The rye distillers in western Pennsylvania stayed behind when their more footloose brethren floated down the Ohio to Kentucky, where they would distill their whiskey from corn and stamp it with the name of the county it came from — Bourbon. But along the waters of the Monongahela, rye was king, and so it was for years, until Prohibition changed everything.

Prohibition brought a flood of Canadian whisky across the border. People got used to its lighter flavor and true American rye never recovered. There wasn’t a lot of it around, anyway. “When the Kentucky distilleries started back up after Prohibition they were strapped for cash,” says Jim Beam master distiller Jerry Dalton. “If I had been a distiller back then, I would have made bourbon rather than rye because the grain in the mash bill would have been a little less expensive, especially with the cost of hauling it to the distillery.” Even tougher, no whiskey was made during Prohibition, and it was two years after Repeal before any new whiskey was out, and it was too young, too harsh, too hot: rotgut.

The rye distilleries didn’t survive, and the brands were bought up by the bourbon distillers. Today Jim Beam and Wild Turkey distill their own rye whiskeys; Jim Beam also makes Old Overholt, and Heaven Hill bought the rights to distill Rittenhouse Rye and Pikesville Rye.

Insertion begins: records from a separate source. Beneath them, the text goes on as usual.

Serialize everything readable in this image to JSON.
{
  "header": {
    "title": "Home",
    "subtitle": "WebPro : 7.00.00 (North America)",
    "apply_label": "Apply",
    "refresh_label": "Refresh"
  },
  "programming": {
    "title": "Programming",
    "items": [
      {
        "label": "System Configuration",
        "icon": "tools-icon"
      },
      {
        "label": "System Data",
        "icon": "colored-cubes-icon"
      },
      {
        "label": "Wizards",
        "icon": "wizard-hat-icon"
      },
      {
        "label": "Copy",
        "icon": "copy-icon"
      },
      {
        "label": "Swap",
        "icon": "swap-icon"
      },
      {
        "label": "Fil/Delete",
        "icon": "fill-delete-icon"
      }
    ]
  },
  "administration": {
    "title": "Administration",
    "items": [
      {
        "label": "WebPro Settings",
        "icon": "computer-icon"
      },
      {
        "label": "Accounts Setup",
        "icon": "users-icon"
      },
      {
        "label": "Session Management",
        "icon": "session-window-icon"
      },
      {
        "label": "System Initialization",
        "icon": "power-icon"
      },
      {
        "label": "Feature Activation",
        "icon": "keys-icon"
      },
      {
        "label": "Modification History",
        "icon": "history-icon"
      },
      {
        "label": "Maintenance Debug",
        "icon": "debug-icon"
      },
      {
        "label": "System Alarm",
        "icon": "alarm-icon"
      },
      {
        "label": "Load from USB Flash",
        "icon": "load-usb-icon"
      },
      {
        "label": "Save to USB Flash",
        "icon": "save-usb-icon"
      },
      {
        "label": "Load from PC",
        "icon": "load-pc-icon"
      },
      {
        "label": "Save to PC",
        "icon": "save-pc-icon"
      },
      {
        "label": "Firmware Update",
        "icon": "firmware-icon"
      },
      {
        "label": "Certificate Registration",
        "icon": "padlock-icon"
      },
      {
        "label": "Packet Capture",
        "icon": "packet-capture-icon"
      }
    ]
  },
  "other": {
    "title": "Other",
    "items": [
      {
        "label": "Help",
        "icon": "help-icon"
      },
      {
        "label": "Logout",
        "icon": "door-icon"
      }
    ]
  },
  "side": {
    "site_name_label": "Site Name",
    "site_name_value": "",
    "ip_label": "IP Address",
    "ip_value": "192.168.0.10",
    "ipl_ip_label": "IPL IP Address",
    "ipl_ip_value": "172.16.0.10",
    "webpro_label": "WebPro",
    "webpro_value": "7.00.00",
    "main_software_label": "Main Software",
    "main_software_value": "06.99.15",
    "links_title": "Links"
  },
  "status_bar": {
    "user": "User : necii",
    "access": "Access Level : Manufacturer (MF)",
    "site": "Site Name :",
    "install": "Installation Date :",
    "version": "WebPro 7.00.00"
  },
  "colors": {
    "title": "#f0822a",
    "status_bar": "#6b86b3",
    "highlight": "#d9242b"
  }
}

For years these whiskeys were tiny curiosities that slowly declined in sales. Calls for rye at bars were met with Canadian whisky, most of which have little rye in them these days. But about seven years ago, distillers noticed a slight uptick in sales. “We have been seeing a new interest,” Wild Turkey master distiller Jimmy Russell told me. “Japan is beginning to be a good rye market. Some Scotch drinkers are starting to drink rye.”

Rye’s made pretty much the same way bourbon is, only 51 percent of the mash bill has to be rye. If it’s so similar to bourbon, what makes it different? What does rye add? “Well, that’s kind of hard to say,” Russell said. “That’s like eating white bread and rye bread. They’re different, but how do you describe that difference? A lot of people won’t eat rye bread, they just don’t like the taste.”

The taste of rye whiskey is easy to describe: powerful. Rye can shock you, it’s so full of flavor. Rye’s a natural for folks who like big beers, it’s like fireworks going off on your tongue: spice, mint, rye and heat. Aged ryes, like Sazerac Rye or Van Winkle Family Reserve Rye, add layers of warm honey to that flavor, but never enough to subdue it.

My favorite way to drink rye is in hot weather, with a lot of ice and a good ginger ale. Throw a fat shot of Pikesville or Old Overholt in a tall glass full of ice, top it up with ginger ale, squeeze a lemon wedge into it, and stir once; a Rye Presbyterian. Or make the more elaborate Horse’s Neck: take a lemon and peel it in a continuous 3/4” strip, starting with the end of the lemon and making a sharp curl as you do. Hang the crook made by starting at the end over the edge of a tall glass and twine the peel down in, fill the glass with ice, rye, and ginger ale. There’s a synergy to the rye, ginger ale, and lemon that makes a great drink.

Try rye. It’s an all-American drink, it’s delicious, and it’s cheap. How can you go wrong?